Turn Left at Orion
by Guy Consolmagno and Dan Davis
Third Edition, 2000
hardcover - 224 pages
from Cambridge University Press
Telescopes can be deceptive instruments. We are all familiar with the spectacular wonders revealed by Palomar and the Keck on Mauna Kea, the Hubble Space Telescope and our robot spacecraft. So it seems intuitively obvious to the beginning amateur astronomer with a brand new, expensive telescope (that he's been told will magnify hundreds of times) that galaxies shimmering with billions of stars and swirling nebulae glowing with the unearthly scarlet hues of starbirth will appear as soon as he points that tube to the sky.
Alas, it's not that easy. Most of the deep sky wonders are difficult to even locate and when you finally do so (after an embarrassingly long time if you've got guests waiting to look) what you'll see through the eyepiece looks nothing like what you'll see on TV or in the pages of Astronomy or Sky and Telescope. Perhaps the most commonly heard question at the telescope is, "Is that faint fuzzy thing what I'm supposed to look for?" It's hard not to feel deceived or, at least, disappointed.
That's when an experienced amateur astronomer ought to come to the rescue and explain that those beautiful published images which awed you were taken with huge telescopes that focused light for hours on CCDs (charge-coupled devices) many times more sensitive than the human eye. Computers then processed those data to bring out subtle colors and contrast differences you would never be able to see with your own eyes even if you were out there within those clusters or nebulae or galaxies. The true wonder should lie in knowing that that fuzzy spot is actually a cluster of a million stars twice as old as our Sun and that you are capturing on your eye's retina photons (light) that journeyed 25,000 years through space to your telescope. Real amateur astronomy is a one on one meeting between you and the universe.
Now, if you don't happen to have an experienced amateur astronomer living next door, Turn Left at Orion is the next best thing.
Since it first appeared in 1989, Turn Left at Orion has been rightly recognized as a classic, possibly the best single guide for a new telescope owner. It is not a spectacular or beautiful book, but a practical one. There are no Hubble deep field images or colorful David Mallon photospreads from the ultradark Andean skies, just black and white pencil and line drawings. What makes Turn Left so good is that it explains to the beginner in simple language exactly how to easily locate the 100 night sky objects profiled, what they will realistically look like in your eyepiece, and why you might be interested in them.
Authors Guy Consolmagno (former Peace Corps volunteer, now Jesuit meteorite expert with the Vatican Observatory) and Dan Davis (geophysicist with SUNY at Stony Brook) have honed their simple guide to near perfection in the 14 years since it was first published. Anyone with a small telescope, or even a good pair of binoculars, will be able to see most or all of the objects described: the Moon, planets, binary stars, star clusters, nebulae, and galaxies (many from the classic Messier Catalog). The objects are organized by the season of the year in which they will be most readily observed in the early evening and a few famous objects for southern hemisphere viewers are included.

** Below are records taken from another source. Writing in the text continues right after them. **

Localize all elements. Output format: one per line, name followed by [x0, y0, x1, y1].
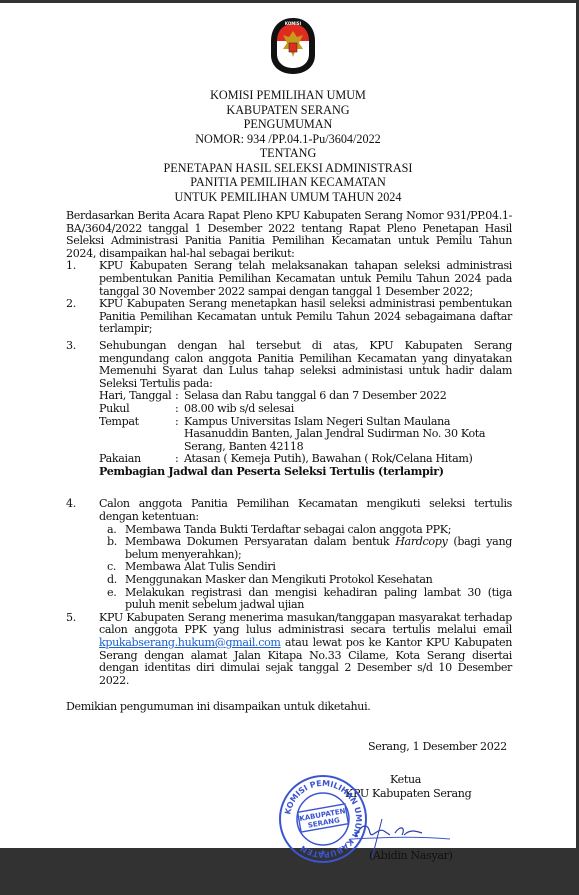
list-item: 3. Sehubungan dengan hal tersebut di ata… — [66, 340, 512, 390]
schedule-table: Hari, Tanggal : Selasa dan Rabu tanggal … — [66, 390, 512, 478]
item-number: 5. — [66, 612, 76, 625]
item-text: Sehubungan dengan hal tersebut di atas, … — [99, 339, 512, 390]
schedule-row: Tempat : Kampus Universitas Islam Negeri… — [99, 416, 512, 454]
list-item: 2. KPU Kabupaten Serang menetapkan hasil… — [66, 298, 512, 336]
svg-text:★: ★ — [319, 848, 326, 857]
org-regency: KABUPATEN SERANG — [0, 103, 576, 118]
item-text: KPU Kabupaten Serang menetapkan hasil se… — [99, 297, 512, 335]
schedule-value: Atasan ( Kemeja Putih), Bawahan ( Rok/Ce… — [184, 453, 512, 466]
letterhead: KOMISI PEMILIHAN UMUM KABUPATEN SERANG P… — [0, 88, 576, 204]
signatory-title: Ketua — [390, 773, 421, 786]
schedule-value: 08.00 wib s/d selesai — [184, 403, 512, 416]
org-name: KOMISI PEMILIHAN UMUM — [0, 88, 576, 103]
list-item: 1. KPU Kabupaten Serang telah melaksanak… — [66, 260, 512, 298]
item-text: KPU Kabupaten Serang telah melaksanakan … — [99, 259, 512, 297]
signatory-name: (Abidin Nasyar) — [369, 849, 453, 862]
doc-subject-2: PANITIA PEMILIHAN KECAMATAN — [0, 175, 576, 190]
document-body: Berdasarkan Berita Acara Rapat Pleno KPU… — [66, 210, 512, 714]
document-page: KOMISI KOMISI PEMILIHAN UMUM KABUPATEN S… — [0, 3, 576, 848]
doc-subject-1: PENETAPAN HASIL SELEKSI ADMINISTRASI — [0, 161, 576, 176]
requirements-list: a. Membawa Tanda Bukti Terdaftar sebagai… — [66, 524, 512, 612]
schedule-row: Pukul : 08.00 wib s/d selesai — [99, 403, 512, 416]
item-number: 3. — [66, 340, 76, 353]
intro-paragraph: Berdasarkan Berita Acara Rapat Pleno KPU… — [66, 210, 512, 260]
svg-text:KOMISI: KOMISI — [285, 21, 302, 26]
doc-tentang: TENTANG — [0, 146, 576, 161]
requirement-item: b. Membawa Dokumen Persyaratan dalam ben… — [107, 536, 512, 561]
schedule-key: Tempat — [99, 416, 175, 454]
schedule-key: Pakaian — [99, 453, 175, 466]
item-number: 2. — [66, 298, 76, 311]
list-item: 5. KPU Kabupaten Serang menerima masukan… — [66, 612, 512, 688]
schedule-row: Pakaian : Atasan ( Kemeja Putih), Bawaha… — [99, 453, 512, 466]
doc-subject-3: UNTUK PEMILIHAN UMUM TAHUN 2024 — [0, 190, 576, 205]
kpu-logo-icon: KOMISI — [270, 17, 316, 75]
place-date: Serang, 1 Desember 2022 — [368, 740, 507, 753]
requirement-item: e. Melakukan registrasi dan mengisi keha… — [107, 587, 512, 612]
item-number: 4. — [66, 498, 76, 511]
schedule-key: Pukul — [99, 403, 175, 416]
doc-number: NOMOR: 934 /PP.04.1-Pu/3604/2022 — [0, 132, 576, 147]
item-text: Calon anggota Panitia Pemilihan Kecamata… — [99, 497, 512, 523]
schedule-row: Hari, Tanggal : Selasa dan Rabu tanggal … — [99, 390, 512, 403]
list-item: 4. Calon anggota Panitia Pemilihan Kecam… — [66, 498, 512, 523]
doc-type: PENGUMUMAN — [0, 117, 576, 132]
email-link[interactable]: kpukabserang.hukum@gmail.com — [99, 636, 281, 649]
schedule-value: Kampus Universitas Islam Negeri Sultan M… — [184, 416, 512, 454]
schedule-note: Pembagian Jadwal dan Peserta Seleksi Ter… — [99, 466, 512, 479]
closing-text: Demikian pengumuman ini disampaikan untu… — [66, 701, 512, 714]
item-number: 1. — [66, 260, 76, 273]
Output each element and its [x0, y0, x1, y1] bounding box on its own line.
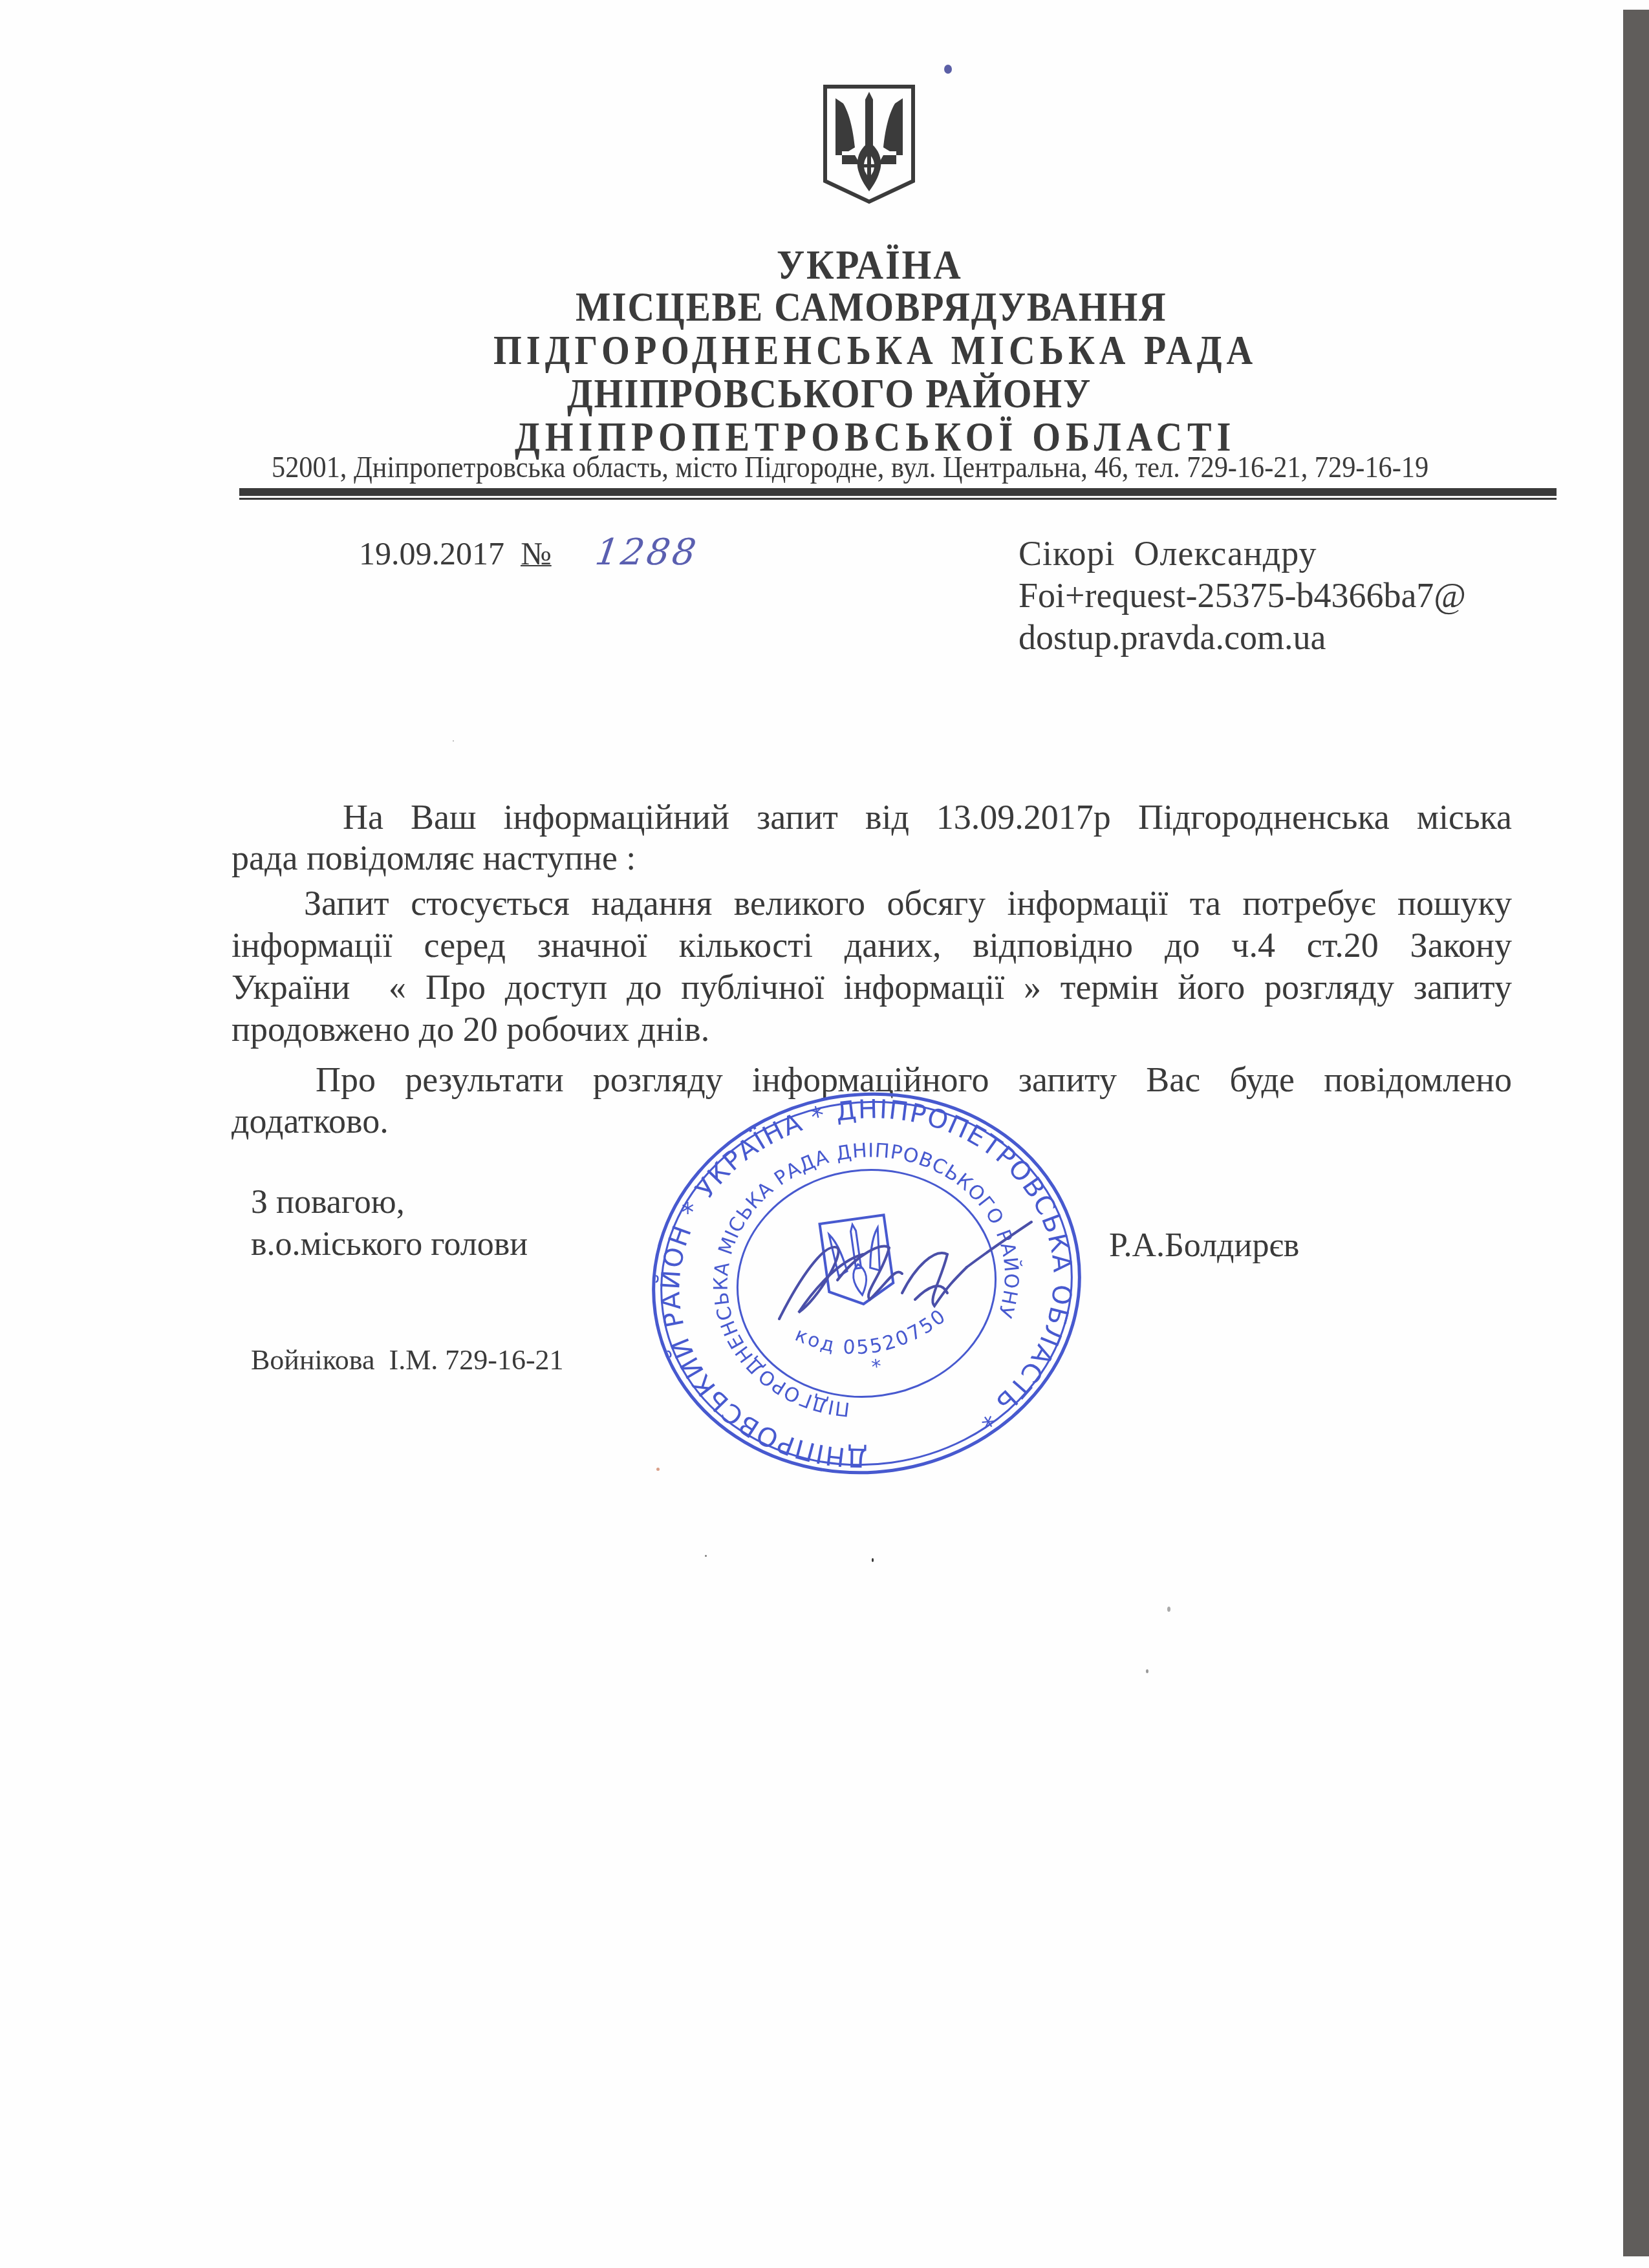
signatory-position: в.о.міського голови [251, 1225, 528, 1263]
letterhead-council-name: ПІДГОРОДНЕНСЬКА МІСЬКА РАДА [493, 330, 1257, 371]
body-line: продовжено до 20 робочих днів. [232, 1012, 1512, 1047]
scan-speck [453, 740, 454, 742]
scan-speck [1146, 1669, 1148, 1673]
document-page: УКРАЇНА МІСЦЕВЕ САМОВРЯДУВАННЯ ПІДГОРОДН… [0, 0, 1649, 2268]
scan-speck [705, 1555, 707, 1557]
number-label: № [521, 535, 552, 572]
scan-edge-strip [1623, 10, 1649, 2256]
body-line: інформації серед значної кількості даних… [232, 928, 1512, 963]
handwritten-document-number: 1288 [592, 531, 701, 573]
letterhead-rule-thick [239, 488, 1557, 496]
ukraine-coat-of-arms-icon [823, 84, 916, 204]
letterhead-address: 52001, Дніпропетровська область, місто П… [272, 453, 1428, 482]
letterhead-self-government: МІСЦЕВЕ САМОВРЯДУВАННЯ [576, 286, 1167, 328]
official-stamp: ДНІПРОВСЬКИЙ РАЙОН * УКРАЇНА * ДНІПРОПЕТ… [643, 1086, 1090, 1481]
scan-speck [656, 1468, 660, 1471]
document-date-line: 19.09.2017 № [359, 535, 552, 572]
closing-regards: З повагою, [251, 1183, 405, 1221]
body-line: України « Про доступ до публічної інформ… [232, 970, 1512, 1005]
recipient-email-line-1: Foi+request-25375-b4366ba7@ [1018, 575, 1466, 615]
recipient-name: Сікорі Олександру [1018, 533, 1317, 573]
letterhead-country: УКРАЇНА [777, 244, 962, 286]
recipient-email-line-2: dostup.pravda.com.ua [1018, 617, 1326, 658]
body-line: рада повідомляє наступне : [232, 840, 1512, 875]
letterhead-rule-thin [239, 498, 1557, 500]
letterhead-district: ДНІПРОВСЬКОГО РАЙОНУ [567, 373, 1092, 414]
scan-speck [1167, 1607, 1170, 1612]
executor-contact: Войнікова І.М. 729-16-21 [251, 1343, 564, 1376]
ink-dot [944, 65, 952, 74]
body-line: Запит стосується надання великого обсягу… [304, 886, 1512, 921]
document-date: 19.09.2017 [359, 535, 504, 572]
body-line: На Ваш інформаційний запит від 13.09.201… [343, 800, 1512, 835]
stamp-star: * [870, 1355, 883, 1379]
signatory-name: Р.А.Болдирєв [1109, 1226, 1299, 1265]
scan-speck [872, 1558, 874, 1562]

Beginners should not skip the introductory and closing chapters which cover important concepts and definitions and explain how to properly set up, use, and care for a telescope. The finding directions are simple and concise, drawings of objects duplicate what you will actually see in a small telescope, and the descriptions of objects emphasize what's most interesting about each object. My only quibble would be with the font styles chosen for labeling stars, etc. in the drawings of telescope views. The outline font style is difficult to read and several fonts seems to have been mixed without a feeling for consistency. And just a few "pretty pictures" in color (with a suitable warning that they won't look like that through the telescope) might not be inappropriate at the end of the book to stir the reader's imagination.
If you buy a new telescope, either for yourself or as a gift, Turn Left at Orion ought to go with it as a needed accessory.